沈恒皱了眉,满脸嫌恶。
……
……
福顺查实了那书办的底细,回来找沈濯,却被告知:二小姐跟隗先生一起出门了。
呆呆地在别院等到天擦黑,沈濯才跟隗粲予一起回来。
沈濯累得有气无力,隗粲予却还精神抖擞地上蹿下跳:“福顺,那个书办是否原先跟吴兴沈家大房常年打交道的人?”

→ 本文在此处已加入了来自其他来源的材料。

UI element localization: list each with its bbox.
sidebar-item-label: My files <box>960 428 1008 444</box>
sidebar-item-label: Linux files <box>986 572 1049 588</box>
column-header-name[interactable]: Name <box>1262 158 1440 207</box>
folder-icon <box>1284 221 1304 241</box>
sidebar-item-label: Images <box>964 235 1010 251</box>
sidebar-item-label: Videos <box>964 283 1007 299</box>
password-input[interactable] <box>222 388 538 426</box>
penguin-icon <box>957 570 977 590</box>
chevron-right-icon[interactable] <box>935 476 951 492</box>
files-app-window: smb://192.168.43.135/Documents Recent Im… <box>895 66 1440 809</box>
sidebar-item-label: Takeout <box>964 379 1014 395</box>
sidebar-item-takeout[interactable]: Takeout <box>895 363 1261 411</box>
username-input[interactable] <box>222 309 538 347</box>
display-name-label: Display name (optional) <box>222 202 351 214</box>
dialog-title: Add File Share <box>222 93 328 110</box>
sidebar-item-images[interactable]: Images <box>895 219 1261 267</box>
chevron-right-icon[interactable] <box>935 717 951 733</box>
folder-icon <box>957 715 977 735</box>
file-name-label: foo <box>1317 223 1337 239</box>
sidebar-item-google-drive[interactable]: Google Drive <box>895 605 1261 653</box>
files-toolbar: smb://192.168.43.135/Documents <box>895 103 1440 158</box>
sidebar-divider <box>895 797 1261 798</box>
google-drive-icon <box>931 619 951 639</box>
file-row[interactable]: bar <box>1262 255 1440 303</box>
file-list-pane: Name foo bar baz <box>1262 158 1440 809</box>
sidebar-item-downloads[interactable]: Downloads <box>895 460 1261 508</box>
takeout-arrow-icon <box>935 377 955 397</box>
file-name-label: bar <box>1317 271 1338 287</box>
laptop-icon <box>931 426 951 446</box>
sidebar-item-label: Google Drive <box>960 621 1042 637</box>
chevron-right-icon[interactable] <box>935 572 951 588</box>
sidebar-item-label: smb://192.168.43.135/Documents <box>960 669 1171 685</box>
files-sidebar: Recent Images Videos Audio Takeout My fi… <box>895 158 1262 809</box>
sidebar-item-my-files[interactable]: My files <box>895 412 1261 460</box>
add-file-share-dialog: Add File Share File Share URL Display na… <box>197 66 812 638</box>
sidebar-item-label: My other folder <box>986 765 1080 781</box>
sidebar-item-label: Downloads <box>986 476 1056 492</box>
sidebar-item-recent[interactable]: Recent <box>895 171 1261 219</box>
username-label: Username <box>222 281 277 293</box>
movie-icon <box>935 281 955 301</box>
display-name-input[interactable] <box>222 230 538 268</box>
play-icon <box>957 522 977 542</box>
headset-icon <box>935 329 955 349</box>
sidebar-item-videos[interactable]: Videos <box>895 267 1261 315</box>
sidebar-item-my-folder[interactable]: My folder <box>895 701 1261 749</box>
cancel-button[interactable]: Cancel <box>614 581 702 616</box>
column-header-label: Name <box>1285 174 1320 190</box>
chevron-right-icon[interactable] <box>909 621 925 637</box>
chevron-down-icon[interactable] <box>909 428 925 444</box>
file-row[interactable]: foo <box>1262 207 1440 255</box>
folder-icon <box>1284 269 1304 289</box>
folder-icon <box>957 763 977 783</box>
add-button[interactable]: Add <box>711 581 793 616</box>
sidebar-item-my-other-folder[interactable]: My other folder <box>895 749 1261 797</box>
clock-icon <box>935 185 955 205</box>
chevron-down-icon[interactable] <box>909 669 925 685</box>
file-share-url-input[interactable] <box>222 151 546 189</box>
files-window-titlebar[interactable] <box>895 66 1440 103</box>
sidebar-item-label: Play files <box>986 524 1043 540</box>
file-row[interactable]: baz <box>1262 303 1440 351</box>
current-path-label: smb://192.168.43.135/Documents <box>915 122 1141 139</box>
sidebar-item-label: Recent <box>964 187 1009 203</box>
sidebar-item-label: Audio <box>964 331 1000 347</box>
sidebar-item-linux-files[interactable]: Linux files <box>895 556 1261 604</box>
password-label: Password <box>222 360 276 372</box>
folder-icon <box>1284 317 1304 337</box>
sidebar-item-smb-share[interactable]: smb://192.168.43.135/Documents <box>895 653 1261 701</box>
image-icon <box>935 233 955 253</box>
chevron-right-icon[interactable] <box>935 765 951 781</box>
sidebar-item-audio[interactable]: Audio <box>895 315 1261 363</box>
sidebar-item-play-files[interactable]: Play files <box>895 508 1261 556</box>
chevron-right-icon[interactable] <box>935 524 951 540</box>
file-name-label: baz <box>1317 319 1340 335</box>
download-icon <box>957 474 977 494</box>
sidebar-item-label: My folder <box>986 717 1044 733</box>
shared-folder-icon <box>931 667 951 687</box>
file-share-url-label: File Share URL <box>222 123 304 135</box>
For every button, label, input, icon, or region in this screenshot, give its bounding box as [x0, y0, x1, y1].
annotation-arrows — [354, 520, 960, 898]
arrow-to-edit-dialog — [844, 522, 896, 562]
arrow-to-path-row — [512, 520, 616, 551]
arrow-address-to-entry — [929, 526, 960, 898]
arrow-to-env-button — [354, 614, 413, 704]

福顺早就从玲珑等人口中听说了隗粲予如今在侍郎府的地位,恭敬答道:“是。原先大房有什么事都找他办。后来德敬爷做了族长,新县令虽然没辞了他,却也不太待见他。他心里头本来就对小太爷不满,见人拿了钱来坑小太爷,乐得装糊涂。”
隗粲予眨眨眼:“是不是一口咬定不认得那个来买田的人?”
福顺心下一动,瞪大了眼睛看向隗粲予:“隗先生是说,他认得买田的人?”
“你们大房当年可是跑了一个最能干的沈利。反正我是不信他能把这等倾家杀父之仇放下的。
“这书办若不是熟识买家,或者被买家威胁了,他明知此事可能埋下祸患,怎么还会去做?